La Cina sulla rotta dei ghiacci. È la rivoluzione dei commerci

Per la prima volta un mercantile di Pechino verso l'Europa attraverso l'Artico. Risparmierà 15 giorni a viaggio e 700 miliardi. Ma Mosca non gradisce

La Cina sulla rotta dei ghiacci. È la rivoluzione dei commerci

Un tempo era la Guerra Fredda. Oggi è la «guerra del ghiaccio». E a combatterla stanno arrivando anche i cinesi. I primi a disegnarne la linea del fronte furono, nell'agosto 2007, due batiscafi russi spediti ed esplorare 1800 chilometri di montagne e fiordi sottomarini conosciuti come dorsale Lomonosov e a piantare la bandiera di Mosca 4000 metri sotto il Polo Nord. Con quella spedizione Vladimir Putin fece capire di esser pronto a giocare la partita per il controllo delle rotte artiche di nord est e dell'eldorado sommerso in cui si celano, si dice, il 13 per cento delle riserve di petrolio e il 30 per cento di quelle gas del pianeta. Ma più di quel tesoro ibernato ed ancora irraggiungibile contano le rotte i commerci. E quando si tratta commerci i cinesi non si tengono certo in disparte.
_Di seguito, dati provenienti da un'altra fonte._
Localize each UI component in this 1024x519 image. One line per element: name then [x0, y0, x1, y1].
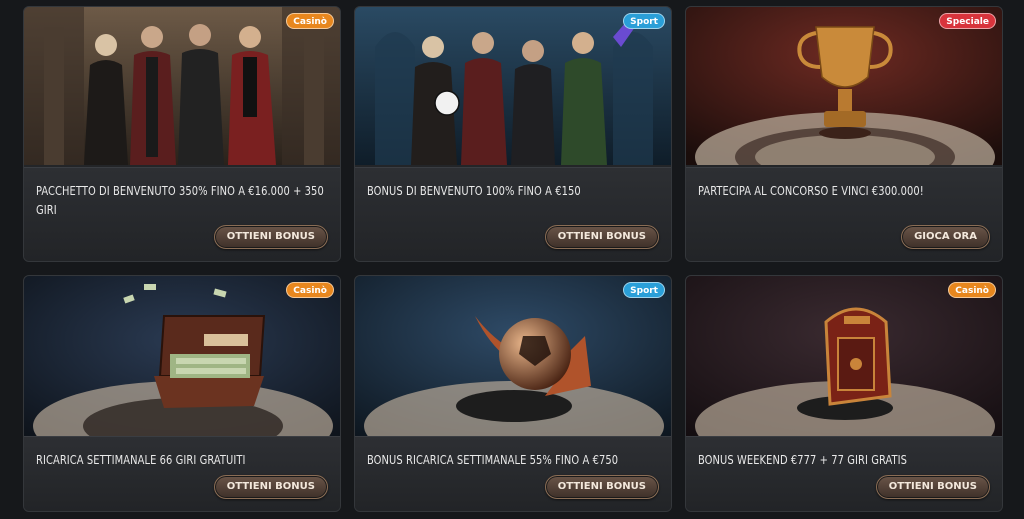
promo-title: BONUS WEEKEND €777 + 77 GIRI GRATIS — [698, 452, 907, 467]
promo-title: PACCHETTO DI BENVENUTO 350% FINO A €16.0… — [36, 183, 324, 217]
get-bonus-button[interactable]: OTTIENI BONUS — [875, 475, 990, 499]
category-badge-special: Speciale — [939, 13, 996, 29]
promo-image-cash-suitcase[interactable]: Casinò — [24, 276, 340, 436]
get-bonus-button[interactable]: OTTIENI BONUS — [213, 475, 328, 499]
get-bonus-button[interactable]: OTTIENI BONUS — [544, 225, 659, 249]
promo-card-body: BONUS RICARICA SETTIMANALE 55% FINO A €7… — [355, 436, 671, 511]
get-bonus-button[interactable]: OTTIENI BONUS — [213, 225, 328, 249]
category-badge-sport: Sport — [623, 13, 665, 29]
promo-card-body: RICARICA SETTIMANALE 66 GIRI GRATUITI OT… — [24, 436, 340, 511]
promo-title: BONUS RICARICA SETTIMANALE 55% FINO A €7… — [367, 452, 619, 467]
play-now-button[interactable]: GIOCA ORA — [901, 225, 990, 249]
promo-card-welcome-casino[interactable]: Casinò PACCHETTO DI BENVENUTO 350% FINO … — [23, 6, 341, 262]
promo-title: BONUS DI BENVENUTO 100% FINO A €150 — [367, 183, 581, 198]
category-badge-casino: Casinò — [286, 13, 334, 29]
promo-card-welcome-sport[interactable]: Sport BONUS DI BENVENUTO 100% FINO A €15… — [354, 6, 672, 262]
category-badge-sport: Sport — [623, 282, 665, 298]
promo-card-body: BONUS WEEKEND €777 + 77 GIRI GRATIS OTTI… — [686, 436, 1002, 511]
promo-card-weekly-spins[interactable]: Casinò RICARICA SETTIMANALE 66 GIRI GRAT… — [23, 275, 341, 512]
category-badge-casino: Casinò — [286, 282, 334, 298]
category-badge-casino: Casinò — [948, 282, 996, 298]
promo-card-weekly-reload[interactable]: Sport BONUS RICARICA SETTIMANALE 55% FIN… — [354, 275, 672, 512]
promo-card-body: PARTECIPA AL CONCORSO E VINCI €300.000! … — [686, 167, 1002, 261]
promo-card-body: PACCHETTO DI BENVENUTO 350% FINO A €16.0… — [24, 167, 340, 261]
promo-image-treasure-chest[interactable]: Casinò — [686, 276, 1002, 436]
promo-image-hosts-football[interactable]: Sport — [355, 7, 671, 165]
promo-image-trophy[interactable]: Speciale — [686, 7, 1002, 165]
get-bonus-button[interactable]: OTTIENI BONUS — [544, 475, 659, 499]
promotions-grid: Casinò PACCHETTO DI BENVENUTO 350% FINO … — [0, 0, 1024, 519]
promo-image-football-arrow[interactable]: Sport — [355, 276, 671, 436]
promo-card-weekend-bonus[interactable]: Casinò BONUS WEEKEND €777 + 77 GIRI GRAT… — [685, 275, 1003, 512]
promo-title: PARTECIPA AL CONCORSO E VINCI €300.000! — [698, 183, 924, 198]
promo-title: RICARICA SETTIMANALE 66 GIRI GRATUITI — [36, 452, 246, 467]
promo-card-body: BONUS DI BENVENUTO 100% FINO A €150 OTTI… — [355, 167, 671, 261]
promo-card-contest[interactable]: Speciale PARTECIPA AL CONCORSO E VINCI €… — [685, 6, 1003, 262]
promo-image-hosts-lobby[interactable]: Casinò — [24, 7, 340, 165]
Così, cinque anni dopo l'inizio delle ostilità, ecco scendere in campo la Yong Sheng, un mercantile di 19mila tonnellate salpato lo scorso 8 agosto da Dalian, nella Cina nord orientale, e diretto a Rotterdam. La decisione di Pechino di entrare nella grande competizione per il controllo dell'Artico è tutta nella rotta del mercantile. La Yong Sheng, a differenza del solito, non attraverserà il canale Suez, ma lo stretto di Bering. Da lì, dove è attesa il 25 agosto, punterà sul mar di Barents per poi scendere lungo la costa norvegese ed approdare alle banchine di Rotterdam. Grazie a questo tragitto, mai tentato prima dai cinesi, il mercantile dovrebbe tagliare di 15 giorni i tempi di navigazione e ridurre notevolmente i consumi di carburante.

Dietro la missione dello Yong Sheng si cela un affare capace di rivoluzionare i traffici tra Europa ed Estremo Oriente e garantire a Pechino commerci sempre più lucrosi. Secondo gli analisti di Pechino spostando solo il dieci per cento dei commerci sulle rotte dell'Artico si risparmierebbero 683 miliardi di dollari mentre il fatturato dei porti nord orientali del Continente giallo potrebbero raggiungere il fantastico fatturato di 7,6 trilioni di dollari. La chiave di quest'affare trilionario è lo scioglimento dei ghiacci della calotta artica ridottisi - comparando le rilevazioni dello scorso 15 luglio a quelle del 1981 - di oltre 1 milione e 60mila chilometri quadrati. Così là dove 30 anni fa regnava il bianco perenne possono ora transitare navi e flotte di tutto il mondo.

Per capire l'entità e la potenzialità della rotta basta seguire l'intensificazione dei traffici registratasi dal 2009, quando la ritirata dei ghiacci permise per la prima volta a due navi di sperimentare la rotta dall'Asia all'Europa costeggiando la Russia settentrionale. Nel 2010, dopo quel primo esperimento, i capitani coraggiosi pronti a tentar la nuova via erano già 18. Salirono a 34 nel 2011, diventarono 46 l'anno passato e quest'anno sono già 204. L'unico intralcio alla potenziale cornucopia appresentata dalle rotte artiche di nord est è la Russia. Mosca, come già ha fatto capire fin dall'agosto del 2007, intende mantenere uno stretto controllo sulle nuove rotte e garantirsi una larga fetta delle future risorse artiche. Ma Pechino non ha nessuna intenzione di mollare. Facendo valere la sua potenzialità commerciale e corteggiando i Paesi dell'Europa settentrionale interessati ai suoi prodotti è già riuscita a farsi accreditare come osservatore all'interno del Consiglio Artico, l'organo internazionale - formato da Stati Uniti, Canada, Russia, Svezia, Norvegia, Danimarca, Finlandia e Islanda - incaricato di supervisionare tutti le politiche e gli accordi commerciali riguardanti il circolo polare artico. Per Usa, Canada e Norvegia, impensieriti dalle mosse della Russia anche a livello geo strategico e militare, l'occhio della Cina rappresenta un elemento di pressione.

Nel circolo ristretto chiamato a decidere le sorti del Polo Nord siede come osservatore, in virtù del suo passato di potenza marittima, anche l'Italia.

Ma a differenza degli altri Paesi membri, il nostro guarda con molta preoccupazione allo sviluppo delle rotte artiche: se la Cina abbandonerà Suez per Bering alcuni dei nostri porti rischieranno la chiusura per mancanza di commesse.